這少年郎看起來文文弱弱,怎麼練得如此大的手勁!
此人隻覺臉疼,牙疼,整個腦袋都好似被人插了鋼針一般,無一處不疼。
他恨恨地看着季承甯,目光中恐懼卻更甚,不敢再出聲。
他形容狼狽,整張臉都腫了,身上沾着塵土和血的混合物,再沒有方才嚣張跋扈的模樣。
卻無人因此心生可憐。
有個小娘子啐了口,“畜生!”
她懷中正抱着那小孩子,罵完卻轉過頭,一面輕聲哄道:“别哭了啊,阿姊等會領你買糖去。”一面拿腕上的蓮蓬镯晃動作響,吸引孩子的注意力。
這麼小的孩子,膚柔骨脆的,若真被馬蹄踩中,焉能有命在?
看此人衣着光鮮,也該是大戶人家出身,卻不想竟是個人面獸心的畜生。
季承甯斯斯文文地拍了兩把他腫脹的臉,卻聽啪啪幾聲響,混合着少年曼麗多情的嗓音,誇道:“真乖。”
崔杳一眼不眨地看着他。
目光遊弋,從小侯爺沾了血的手指,到手背隆起的道道青筋,豔紅順着腕骨滾落深處,唯見那塊皮膚淨白似堆雪,再往下,卻怎麼都看不清了。

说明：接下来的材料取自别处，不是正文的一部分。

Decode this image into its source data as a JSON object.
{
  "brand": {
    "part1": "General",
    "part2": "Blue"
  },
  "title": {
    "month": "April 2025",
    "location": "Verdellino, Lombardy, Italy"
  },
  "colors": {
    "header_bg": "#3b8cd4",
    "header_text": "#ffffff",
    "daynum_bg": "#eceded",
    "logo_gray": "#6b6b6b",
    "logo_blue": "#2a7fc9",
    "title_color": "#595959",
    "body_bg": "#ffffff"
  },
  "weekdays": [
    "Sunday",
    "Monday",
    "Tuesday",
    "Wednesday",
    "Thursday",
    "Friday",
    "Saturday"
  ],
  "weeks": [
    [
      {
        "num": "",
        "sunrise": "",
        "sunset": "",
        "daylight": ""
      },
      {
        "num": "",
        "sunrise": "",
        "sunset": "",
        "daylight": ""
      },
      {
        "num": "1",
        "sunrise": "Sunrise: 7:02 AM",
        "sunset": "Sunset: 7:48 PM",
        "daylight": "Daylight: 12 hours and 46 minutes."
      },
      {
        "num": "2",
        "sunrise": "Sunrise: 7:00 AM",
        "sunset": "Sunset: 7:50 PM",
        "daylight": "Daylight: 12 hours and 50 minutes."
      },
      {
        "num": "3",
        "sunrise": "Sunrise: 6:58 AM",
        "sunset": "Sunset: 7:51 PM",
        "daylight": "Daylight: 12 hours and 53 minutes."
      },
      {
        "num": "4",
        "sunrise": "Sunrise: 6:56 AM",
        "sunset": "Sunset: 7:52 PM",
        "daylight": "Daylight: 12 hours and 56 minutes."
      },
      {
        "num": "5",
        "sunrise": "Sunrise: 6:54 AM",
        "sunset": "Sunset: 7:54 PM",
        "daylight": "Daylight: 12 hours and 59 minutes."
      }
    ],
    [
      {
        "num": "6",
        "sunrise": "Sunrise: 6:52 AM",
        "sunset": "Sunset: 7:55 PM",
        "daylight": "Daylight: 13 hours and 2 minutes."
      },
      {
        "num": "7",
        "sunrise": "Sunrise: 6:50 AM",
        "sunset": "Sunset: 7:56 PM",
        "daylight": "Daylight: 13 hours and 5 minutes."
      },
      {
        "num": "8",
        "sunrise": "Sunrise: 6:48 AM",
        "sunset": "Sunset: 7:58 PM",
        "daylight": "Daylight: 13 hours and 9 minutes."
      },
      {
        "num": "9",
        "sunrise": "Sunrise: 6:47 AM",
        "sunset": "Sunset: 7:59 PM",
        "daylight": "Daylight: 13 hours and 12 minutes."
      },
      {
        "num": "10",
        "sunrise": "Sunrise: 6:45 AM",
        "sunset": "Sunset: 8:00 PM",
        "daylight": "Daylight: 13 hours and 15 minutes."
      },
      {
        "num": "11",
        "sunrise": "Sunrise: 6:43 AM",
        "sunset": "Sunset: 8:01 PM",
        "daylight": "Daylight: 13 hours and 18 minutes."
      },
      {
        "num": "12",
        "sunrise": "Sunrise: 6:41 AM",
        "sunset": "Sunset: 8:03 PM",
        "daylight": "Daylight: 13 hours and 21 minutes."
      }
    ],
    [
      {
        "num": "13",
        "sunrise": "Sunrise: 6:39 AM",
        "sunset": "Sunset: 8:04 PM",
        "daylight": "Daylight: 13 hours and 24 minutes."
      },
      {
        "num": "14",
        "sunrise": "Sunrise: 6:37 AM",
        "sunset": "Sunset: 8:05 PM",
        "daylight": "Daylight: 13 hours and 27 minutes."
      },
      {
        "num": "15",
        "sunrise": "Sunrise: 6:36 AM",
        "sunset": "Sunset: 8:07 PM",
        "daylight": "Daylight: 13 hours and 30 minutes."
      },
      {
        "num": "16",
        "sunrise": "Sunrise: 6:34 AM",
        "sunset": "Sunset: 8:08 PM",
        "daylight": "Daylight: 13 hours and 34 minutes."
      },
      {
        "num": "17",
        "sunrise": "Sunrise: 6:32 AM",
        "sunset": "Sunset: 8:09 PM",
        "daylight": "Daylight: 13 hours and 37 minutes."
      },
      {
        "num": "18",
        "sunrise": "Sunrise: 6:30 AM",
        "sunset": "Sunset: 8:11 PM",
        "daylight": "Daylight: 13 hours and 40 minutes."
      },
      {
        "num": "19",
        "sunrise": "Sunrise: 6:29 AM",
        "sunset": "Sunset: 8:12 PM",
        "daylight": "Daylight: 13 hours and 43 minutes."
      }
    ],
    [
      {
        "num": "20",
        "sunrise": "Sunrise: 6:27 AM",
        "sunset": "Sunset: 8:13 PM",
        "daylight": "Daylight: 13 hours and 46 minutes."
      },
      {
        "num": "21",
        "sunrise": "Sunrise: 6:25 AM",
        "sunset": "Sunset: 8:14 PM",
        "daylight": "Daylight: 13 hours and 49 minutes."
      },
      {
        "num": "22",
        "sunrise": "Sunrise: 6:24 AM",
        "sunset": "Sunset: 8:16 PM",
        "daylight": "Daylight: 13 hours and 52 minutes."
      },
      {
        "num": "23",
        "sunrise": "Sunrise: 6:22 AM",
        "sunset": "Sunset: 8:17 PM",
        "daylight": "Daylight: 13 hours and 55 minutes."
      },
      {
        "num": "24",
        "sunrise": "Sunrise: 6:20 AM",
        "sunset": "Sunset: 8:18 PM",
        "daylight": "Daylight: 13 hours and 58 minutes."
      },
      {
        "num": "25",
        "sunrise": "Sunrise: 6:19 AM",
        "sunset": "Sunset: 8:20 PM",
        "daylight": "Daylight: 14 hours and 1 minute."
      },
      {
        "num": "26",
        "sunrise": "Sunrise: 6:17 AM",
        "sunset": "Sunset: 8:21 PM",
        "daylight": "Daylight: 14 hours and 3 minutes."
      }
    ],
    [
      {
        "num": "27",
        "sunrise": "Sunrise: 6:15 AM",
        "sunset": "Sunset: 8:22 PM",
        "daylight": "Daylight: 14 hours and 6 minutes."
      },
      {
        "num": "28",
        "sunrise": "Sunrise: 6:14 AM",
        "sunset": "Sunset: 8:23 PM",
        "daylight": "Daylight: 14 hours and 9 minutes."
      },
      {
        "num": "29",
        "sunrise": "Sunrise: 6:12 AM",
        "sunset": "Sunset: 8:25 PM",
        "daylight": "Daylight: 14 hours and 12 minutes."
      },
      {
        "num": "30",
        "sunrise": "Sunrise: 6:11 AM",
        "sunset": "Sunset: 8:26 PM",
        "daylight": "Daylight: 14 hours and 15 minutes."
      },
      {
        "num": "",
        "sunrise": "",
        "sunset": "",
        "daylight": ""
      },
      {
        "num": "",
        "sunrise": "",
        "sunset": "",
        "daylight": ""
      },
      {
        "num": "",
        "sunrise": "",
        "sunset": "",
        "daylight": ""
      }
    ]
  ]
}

他盯着季承甯揚起的手,看血珠飛濺,射入那不知死活的人眼睛裡,唇角上揚,旋即,又忽地想到了什麼,薄唇瞬間抿做一線。
季承甯似有所覺,猛地擡頭。
樓上的客人們聽到聲響,皆擠在窗口看熱鬧,方才季承甯扇了那人幾耳光,便聽見上面有人喝彩,“打得好!”
什麼都沒有。
是我多心了?
他心道。
季承甯低下頭,朝衆人道:“勞煩諸位讓個路,或有願意幫叫巡街禁衛來的,在下感激不盡。”
話音剛落,他肩膀就被人重重拍了下。
季承甯轉臉,隻見拍他的是個儒雅的中年人,讀書人打扮,他滿面着急,“小郎君快走吧,别等禁軍來了。”
季承甯挑眉,“哦?為何?”
那人聲音刻意壓低,又因為太着急了,本就大的嗓門更收不住,”你可知道他是誰,他可是輕呂衛的司長大人!”
一人驚呼,“竟然是許大人!”
洛京官場中不知輕呂衛是禁軍中的一支,這位許敬恩許大人的官不算大,但他其父掌管繡衣衛,乃聖上親信,簡在帝心,貴不可言。
聞言方才還在為季承甯叫好的人群頓時靜了幾秒。
有人擔憂地望着季承甯。
蠢貨!
聽到有人衆目睽睽之下叫出了官名,許敬恩在心中大罵。
他本想以此身份威脅那膽大包天,竟敢對他動手的賊子,單看此人行事如此魯莽,就知道定是個小家子嬌生慣養出來的,不知分寸,然而,那也得在隻兩三人在場時才行。
大庭廣衆之下,被人認了出來,許敬恩已經能想到明日彈劾他的奏疏會像雪花一樣飛到陛下案頭!
但事已至此,許敬恩眼中劃過一抹厲色。